In substance, whatever can be done in a work like this for the Logic of the Moral Sciences, has been or ought to have been accomplished in the five preceding Books; to which the present can be only a kind of supplement or appendix, since the methods of investigation applicable to moral and social science must have been already described, if I have succeeded in enumerating and characterizing those of science in general. It remains, however, to examine which of those methods are more especially suited to the various branches of moral inquiry; under what peculiar facilities or difficulties they are there employed; how far the unsatisfactory state of those inquiries is owing to a wrong choice of methods, how far to want of skill in the application of right ones; and what degree of ultimate success may be attained or hoped for by a better choice or more careful employment of logical processes appropriate to the case. In other words, whether moral sciences exist, or can exist; to what degree of perfection they are susceptible of being carried; and by what selection or adaptation of the methods brought to view in the previous part of this work that degree of perfection is attainable.

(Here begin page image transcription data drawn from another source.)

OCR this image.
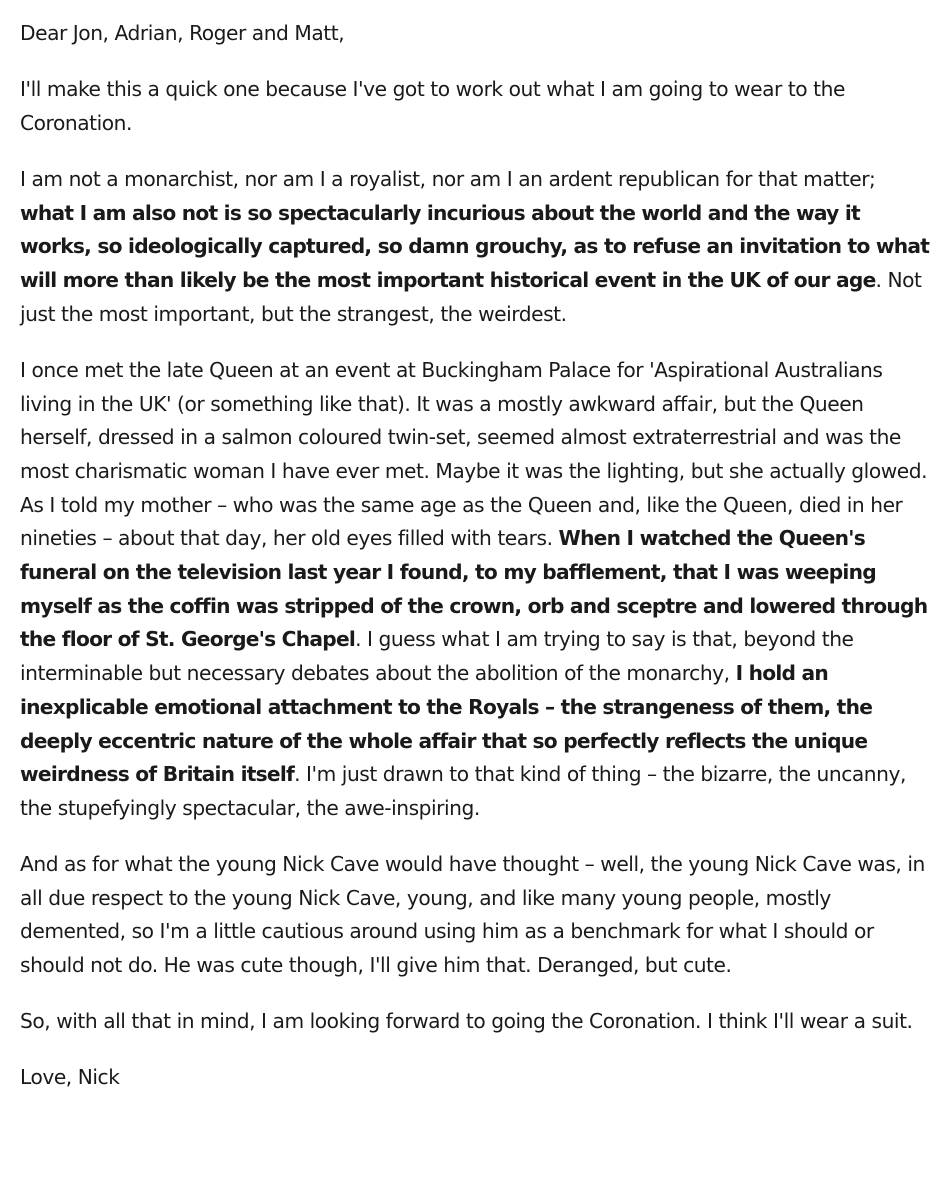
Dear Jon, Adrian, Roger and Matt,

I'll make this a quick one because I've got to work out what I am going to wear to the Coronation.

I am not a monarchist, nor am I a royalist, nor am I an ardent republican for that matter; what I am also not is so spectacularly incurious about the world and the way it works, so ideologically captured, so damn grouchy, as to refuse an invitation to what will more than likely be the most important historical event in the UK of our age. Not just the most important, but the strangest, the weirdest.

I once met the late Queen at an event at Buckingham Palace for 'Aspirational Australians living in the UK' (or something like that). It was a mostly awkward affair, but the Queen herself, dressed in a salmon coloured twin-set, seemed almost extraterrestrial and was the most charismatic woman I have ever met. Maybe it was the lighting, but she actually glowed. As I told my mother – who was the same age as the Queen and, like the Queen, died in her nineties – about that day, her old eyes filled with tears. When I watched the Queen's funeral on the television last year I found, to my bafflement, that I was weeping myself as the coffin was stripped of the crown, orb and sceptre and lowered through the floor of St. George's Chapel. I guess what I am trying to say is that, beyond the interminable but necessary debates about the abolition of the monarchy, I hold an inexplicable emotional attachment to the Royals – the strangeness of them, the deeply eccentric nature of the whole affair that so perfectly reflects the unique weirdness of Britain itself. I'm just drawn to that kind of thing – the bizarre, the uncanny, the stupefyingly spectacular, the awe-inspiring.

And as for what the young Nick Cave would have thought – well, the young Nick Cave was, in all due respect to the young Nick Cave, young, and like many young people, mostly demented, so I'm a little cautious around using him as a benchmark for what I should or should not do. He was cute though, I'll give him that. Deranged, but cute.

So, with all that in mind, I am looking forward to going the Coronation. I think I'll wear a suit.

Love, Nick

At the threshold of this inquiry we are met by an objection, which, if not removed, would be fatal to the attempt to treat human conduct as a subject of science. Are the actions of human beings, like all other natural events, subject to invariable laws? Does that constancy of causation, which is the foundation of every scientific theory of successive phenomena, really obtain among them? This is often denied; and for the sake of systematic completeness, if not from any very urgent practical necessity, the question should receive a deliberate answer in this place. We shall devote to the subject a chapter apart.